Micah, I know you can help me out here: how are musicians going to make enough money if they’re not at the industry’s highest level?

Micah: If you believe music executives, the answer is getting more people to pay for streaming. Around 40 million users pay to stream music right now; the current industry-wide target is 100 million paid users. Hitting that number might give per-stream payouts the bump most artists need to achieve financial stability.

Jamieson: But it’s not like all the money the services shell out goes right into musicians’ wallets, right?

Labels can make money from both ends if streaming keeps growing

Micah: Unfortunately not. Labels take a big cut of that money, and they own stakes in companies like Spotify and Vevo, meaning they can make money from both ends when streaming becomes more popular and profitable.
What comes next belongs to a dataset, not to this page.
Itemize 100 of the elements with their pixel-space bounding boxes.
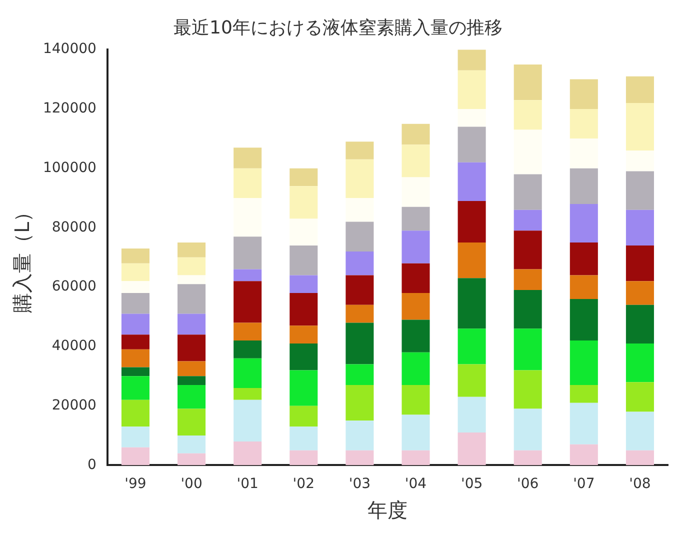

Tidal was the only service that made the "artists are underpaid" argument directly to consumers, and it botched that message so bad that it may be a while before anyone else can use it. Sure, people are getting more accustomed to paying a monthly fee for music, but it could take a while before that shift translates into increased revenue for artists. It's a good thing there are so many major companies investing in music streaming. The digital downloads market was defined by iTunes’ near-monopoly, but the streaming market is competitive, and that could lead to artists getting better streaming deals in the long run. Or it all could backfire, and streaming services may slash prices to help grow their user bases if people aren’t signing up fast enough.

Do you think we’ll get any closer to solving this so-called inequality problem next year?

Jamieson: It’s hard to say, but I’m not optimistic. On a platform level, the distribution of wealth could change — you mentioned some of this year’s new competitors above, and other big companies (Facebook?) could yet decide to make their own concerted efforts at grabbing a piece of the pie. Other services could end up folding or consolidating the way Rdio did late this year.

But you said it yourself: platform jockeying and changes in the size of the paid user base don’t necessarily trickle down into better deals for garden-variety artists. It became clear this year that there are only a few artists with the cultural and commercial leverage to make decisions re: their music’s availability. Taylor Swift can yank her music from Spotify and convince Apple to change its royalty policy; Drake can sign over exclusivity to Apple Music; Adele can tell everyone to go to hell and set records while doing it. Everyone else is just struggling to make money and be heard, and I think that struggle is going to continue in 2016.